Saint-Exupery’s ‘child’ appears to be a strongly-bound blood relation to the children in Peter Greenaway’s feature films – a place where minors are very much alone, physically as much as mentally.
These pieces will concentrate upon a very special breed of children who inhabit the various tales created by Greenaway – namely the only child. Greenaway’s child has no siblings, no friends its own age, a child always the product of unorthodox or dubious parentage, a child prematurely existing in miniature worlds where only the adult resides; a child forced to compromise – toys put aside in exchange for issues of sex, death, greed and decay. Issues that are taboo to discuss among children. It is these very issues in Greenaway’s films that make this child less of a voluntary participant to these ideas and more of an acute observer.
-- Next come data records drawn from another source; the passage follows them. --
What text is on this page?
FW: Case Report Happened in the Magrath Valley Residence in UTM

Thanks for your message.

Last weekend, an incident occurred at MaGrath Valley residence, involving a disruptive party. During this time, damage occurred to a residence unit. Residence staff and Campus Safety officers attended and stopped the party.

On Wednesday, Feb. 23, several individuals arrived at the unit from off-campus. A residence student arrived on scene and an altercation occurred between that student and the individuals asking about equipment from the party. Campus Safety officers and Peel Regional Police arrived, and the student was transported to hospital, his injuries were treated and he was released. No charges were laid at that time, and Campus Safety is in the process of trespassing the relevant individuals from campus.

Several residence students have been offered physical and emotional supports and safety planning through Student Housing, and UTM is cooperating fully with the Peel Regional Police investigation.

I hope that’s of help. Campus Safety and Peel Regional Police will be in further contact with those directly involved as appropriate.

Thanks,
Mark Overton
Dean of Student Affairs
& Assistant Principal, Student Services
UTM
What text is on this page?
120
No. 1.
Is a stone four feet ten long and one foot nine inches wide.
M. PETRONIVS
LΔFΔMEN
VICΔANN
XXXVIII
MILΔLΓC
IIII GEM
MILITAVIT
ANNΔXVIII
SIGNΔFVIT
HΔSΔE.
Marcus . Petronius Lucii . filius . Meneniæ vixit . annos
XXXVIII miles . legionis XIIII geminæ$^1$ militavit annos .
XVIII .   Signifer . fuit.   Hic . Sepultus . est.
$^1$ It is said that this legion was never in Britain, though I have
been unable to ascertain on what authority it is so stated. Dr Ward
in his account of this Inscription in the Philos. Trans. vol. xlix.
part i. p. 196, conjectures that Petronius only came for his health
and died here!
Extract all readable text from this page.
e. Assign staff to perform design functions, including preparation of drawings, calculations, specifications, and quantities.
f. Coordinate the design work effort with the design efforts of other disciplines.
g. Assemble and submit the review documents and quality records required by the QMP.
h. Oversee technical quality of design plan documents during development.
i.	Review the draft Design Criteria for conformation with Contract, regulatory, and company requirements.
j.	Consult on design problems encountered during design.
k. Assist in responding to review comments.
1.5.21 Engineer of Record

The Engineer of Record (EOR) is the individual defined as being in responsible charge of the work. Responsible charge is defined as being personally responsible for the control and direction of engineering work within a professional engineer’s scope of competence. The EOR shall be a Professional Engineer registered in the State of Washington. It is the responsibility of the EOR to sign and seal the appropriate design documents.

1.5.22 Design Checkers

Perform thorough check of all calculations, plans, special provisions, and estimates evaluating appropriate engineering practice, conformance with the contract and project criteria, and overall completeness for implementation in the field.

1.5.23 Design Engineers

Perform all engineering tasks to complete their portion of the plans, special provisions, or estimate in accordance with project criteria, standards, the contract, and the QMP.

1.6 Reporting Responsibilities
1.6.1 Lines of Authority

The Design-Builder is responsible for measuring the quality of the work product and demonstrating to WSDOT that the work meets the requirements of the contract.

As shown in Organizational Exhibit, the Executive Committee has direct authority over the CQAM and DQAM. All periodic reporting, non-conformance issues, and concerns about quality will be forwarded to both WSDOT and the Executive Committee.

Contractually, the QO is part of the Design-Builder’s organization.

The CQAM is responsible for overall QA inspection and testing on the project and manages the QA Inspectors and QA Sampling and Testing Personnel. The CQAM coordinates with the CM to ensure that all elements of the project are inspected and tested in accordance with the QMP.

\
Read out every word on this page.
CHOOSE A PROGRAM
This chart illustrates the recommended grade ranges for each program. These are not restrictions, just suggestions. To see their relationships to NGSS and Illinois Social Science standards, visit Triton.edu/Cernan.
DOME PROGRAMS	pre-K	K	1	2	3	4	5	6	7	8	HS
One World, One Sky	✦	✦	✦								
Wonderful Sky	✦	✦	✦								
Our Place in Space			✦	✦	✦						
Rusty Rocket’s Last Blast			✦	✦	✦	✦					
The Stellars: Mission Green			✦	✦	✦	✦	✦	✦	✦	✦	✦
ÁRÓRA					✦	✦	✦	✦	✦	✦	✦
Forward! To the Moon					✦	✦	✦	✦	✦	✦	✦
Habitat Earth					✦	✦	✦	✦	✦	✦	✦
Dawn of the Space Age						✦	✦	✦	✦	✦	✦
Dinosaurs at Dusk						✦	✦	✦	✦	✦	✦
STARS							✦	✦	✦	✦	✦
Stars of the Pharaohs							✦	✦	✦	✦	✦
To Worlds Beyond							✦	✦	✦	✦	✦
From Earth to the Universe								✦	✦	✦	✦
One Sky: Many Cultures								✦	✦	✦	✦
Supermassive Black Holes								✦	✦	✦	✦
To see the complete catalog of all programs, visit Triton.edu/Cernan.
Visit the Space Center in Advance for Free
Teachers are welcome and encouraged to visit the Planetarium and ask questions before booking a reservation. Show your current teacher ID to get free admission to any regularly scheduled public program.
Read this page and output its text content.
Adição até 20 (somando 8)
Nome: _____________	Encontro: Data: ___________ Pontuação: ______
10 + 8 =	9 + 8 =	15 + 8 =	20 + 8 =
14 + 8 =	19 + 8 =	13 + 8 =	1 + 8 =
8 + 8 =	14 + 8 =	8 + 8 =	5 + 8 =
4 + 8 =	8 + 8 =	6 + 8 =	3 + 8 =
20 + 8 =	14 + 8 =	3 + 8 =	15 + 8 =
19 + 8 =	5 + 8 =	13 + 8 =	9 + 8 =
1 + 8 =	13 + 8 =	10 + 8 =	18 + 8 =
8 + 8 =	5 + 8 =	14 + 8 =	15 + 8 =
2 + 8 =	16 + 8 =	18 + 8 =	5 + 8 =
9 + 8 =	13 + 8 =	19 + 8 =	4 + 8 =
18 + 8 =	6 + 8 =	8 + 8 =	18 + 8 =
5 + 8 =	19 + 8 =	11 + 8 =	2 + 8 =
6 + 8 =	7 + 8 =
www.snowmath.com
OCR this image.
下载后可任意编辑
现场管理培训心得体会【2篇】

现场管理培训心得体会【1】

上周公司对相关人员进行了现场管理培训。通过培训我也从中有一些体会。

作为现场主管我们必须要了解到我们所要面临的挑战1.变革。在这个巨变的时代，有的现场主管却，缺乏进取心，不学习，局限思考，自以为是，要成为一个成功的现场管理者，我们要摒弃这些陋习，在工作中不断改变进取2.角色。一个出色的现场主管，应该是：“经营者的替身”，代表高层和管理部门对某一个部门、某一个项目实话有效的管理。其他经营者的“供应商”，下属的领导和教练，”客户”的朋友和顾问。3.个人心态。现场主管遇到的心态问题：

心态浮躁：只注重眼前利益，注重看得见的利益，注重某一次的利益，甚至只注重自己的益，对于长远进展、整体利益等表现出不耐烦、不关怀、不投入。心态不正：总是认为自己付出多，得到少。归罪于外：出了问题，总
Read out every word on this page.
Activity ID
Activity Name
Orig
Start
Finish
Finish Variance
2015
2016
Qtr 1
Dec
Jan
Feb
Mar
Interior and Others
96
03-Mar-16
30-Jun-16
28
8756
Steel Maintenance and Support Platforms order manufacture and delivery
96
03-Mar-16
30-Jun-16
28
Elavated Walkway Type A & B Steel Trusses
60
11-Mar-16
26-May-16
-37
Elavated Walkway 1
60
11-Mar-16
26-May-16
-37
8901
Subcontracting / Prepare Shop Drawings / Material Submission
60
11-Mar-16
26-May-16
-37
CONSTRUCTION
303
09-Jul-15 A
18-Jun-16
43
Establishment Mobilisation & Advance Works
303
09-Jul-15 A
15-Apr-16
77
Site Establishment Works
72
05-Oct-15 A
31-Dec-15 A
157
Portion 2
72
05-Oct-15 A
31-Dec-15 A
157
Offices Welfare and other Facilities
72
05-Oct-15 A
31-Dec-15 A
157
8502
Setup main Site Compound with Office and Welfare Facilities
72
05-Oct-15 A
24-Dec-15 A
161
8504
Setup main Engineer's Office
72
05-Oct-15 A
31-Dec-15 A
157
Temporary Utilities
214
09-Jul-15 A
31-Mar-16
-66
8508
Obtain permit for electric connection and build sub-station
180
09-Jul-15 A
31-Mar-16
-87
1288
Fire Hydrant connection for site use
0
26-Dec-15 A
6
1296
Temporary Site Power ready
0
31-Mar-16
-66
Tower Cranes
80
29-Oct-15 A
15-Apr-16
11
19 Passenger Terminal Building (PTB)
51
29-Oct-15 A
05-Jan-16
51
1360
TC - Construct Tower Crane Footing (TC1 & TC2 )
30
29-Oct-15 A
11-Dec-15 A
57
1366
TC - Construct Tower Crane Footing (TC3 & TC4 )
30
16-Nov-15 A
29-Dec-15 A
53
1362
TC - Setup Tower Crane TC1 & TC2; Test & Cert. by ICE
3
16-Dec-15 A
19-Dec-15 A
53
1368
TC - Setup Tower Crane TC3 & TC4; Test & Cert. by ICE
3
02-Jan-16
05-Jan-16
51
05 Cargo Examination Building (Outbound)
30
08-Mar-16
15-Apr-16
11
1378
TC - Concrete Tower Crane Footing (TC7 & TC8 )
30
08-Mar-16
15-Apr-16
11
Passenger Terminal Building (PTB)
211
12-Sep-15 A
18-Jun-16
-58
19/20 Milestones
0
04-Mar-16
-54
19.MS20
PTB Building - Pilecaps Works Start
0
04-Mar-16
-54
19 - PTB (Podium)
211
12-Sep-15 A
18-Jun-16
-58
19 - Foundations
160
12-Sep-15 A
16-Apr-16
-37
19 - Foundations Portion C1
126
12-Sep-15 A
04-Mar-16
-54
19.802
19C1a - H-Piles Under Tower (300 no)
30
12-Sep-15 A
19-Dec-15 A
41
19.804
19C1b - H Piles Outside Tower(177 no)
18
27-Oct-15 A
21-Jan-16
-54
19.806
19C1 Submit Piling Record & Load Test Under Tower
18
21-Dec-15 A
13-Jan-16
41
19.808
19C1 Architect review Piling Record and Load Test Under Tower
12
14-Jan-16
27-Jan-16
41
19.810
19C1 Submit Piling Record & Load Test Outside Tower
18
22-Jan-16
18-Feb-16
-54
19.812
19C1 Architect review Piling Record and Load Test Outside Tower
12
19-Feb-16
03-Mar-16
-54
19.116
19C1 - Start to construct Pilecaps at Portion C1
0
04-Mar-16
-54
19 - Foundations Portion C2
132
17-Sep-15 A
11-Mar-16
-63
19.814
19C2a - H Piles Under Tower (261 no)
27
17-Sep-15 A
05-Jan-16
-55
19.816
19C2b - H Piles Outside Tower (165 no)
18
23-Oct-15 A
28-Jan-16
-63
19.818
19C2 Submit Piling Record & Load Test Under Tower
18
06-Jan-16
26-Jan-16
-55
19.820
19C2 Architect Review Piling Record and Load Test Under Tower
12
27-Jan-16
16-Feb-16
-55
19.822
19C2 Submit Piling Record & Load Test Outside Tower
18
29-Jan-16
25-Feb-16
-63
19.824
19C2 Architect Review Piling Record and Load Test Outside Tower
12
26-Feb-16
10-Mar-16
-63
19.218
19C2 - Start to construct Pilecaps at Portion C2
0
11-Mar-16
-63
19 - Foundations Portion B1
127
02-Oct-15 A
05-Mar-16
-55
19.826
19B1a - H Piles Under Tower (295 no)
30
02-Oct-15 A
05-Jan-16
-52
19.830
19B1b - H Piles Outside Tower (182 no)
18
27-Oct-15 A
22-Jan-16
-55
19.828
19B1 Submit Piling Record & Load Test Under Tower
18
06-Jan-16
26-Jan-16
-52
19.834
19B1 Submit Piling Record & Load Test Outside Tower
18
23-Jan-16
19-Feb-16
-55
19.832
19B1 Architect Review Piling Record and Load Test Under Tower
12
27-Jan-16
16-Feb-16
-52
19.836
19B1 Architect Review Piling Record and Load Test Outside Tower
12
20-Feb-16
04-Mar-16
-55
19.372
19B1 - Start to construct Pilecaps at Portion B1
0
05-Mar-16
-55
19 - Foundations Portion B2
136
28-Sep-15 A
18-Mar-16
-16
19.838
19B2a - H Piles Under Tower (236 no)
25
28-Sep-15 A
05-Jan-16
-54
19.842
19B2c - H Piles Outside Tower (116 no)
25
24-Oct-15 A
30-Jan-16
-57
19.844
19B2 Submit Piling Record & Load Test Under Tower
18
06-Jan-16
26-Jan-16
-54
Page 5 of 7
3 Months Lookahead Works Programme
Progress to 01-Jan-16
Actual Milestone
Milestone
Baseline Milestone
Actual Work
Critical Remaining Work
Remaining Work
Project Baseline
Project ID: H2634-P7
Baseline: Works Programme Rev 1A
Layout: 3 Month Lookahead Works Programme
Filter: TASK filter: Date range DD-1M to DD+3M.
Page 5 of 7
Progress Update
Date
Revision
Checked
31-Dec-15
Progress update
During each successive film, the child will grow in age, may alter its sex: “… almost without my realising it – a child has been growing older and more difficult to ignore”. This was a pre-The Baby Of Macon statement made by Greenaway; perhaps by the time The Baby Of Macon had been completed, we – as an audience, have observed the complete downfall of a child. Its ‘innocence’ has been corrupted by adults in each ensuing film – each situation becoming more horrific until The Baby Of Macon, where innocence itself is finally severed and neatly buried.
The approach taken here consists of personal observations from six feature films by Peter Greenaway, and has been applied together with various examples of child psychology, Shakespearean imagery and of influences on Greenaway.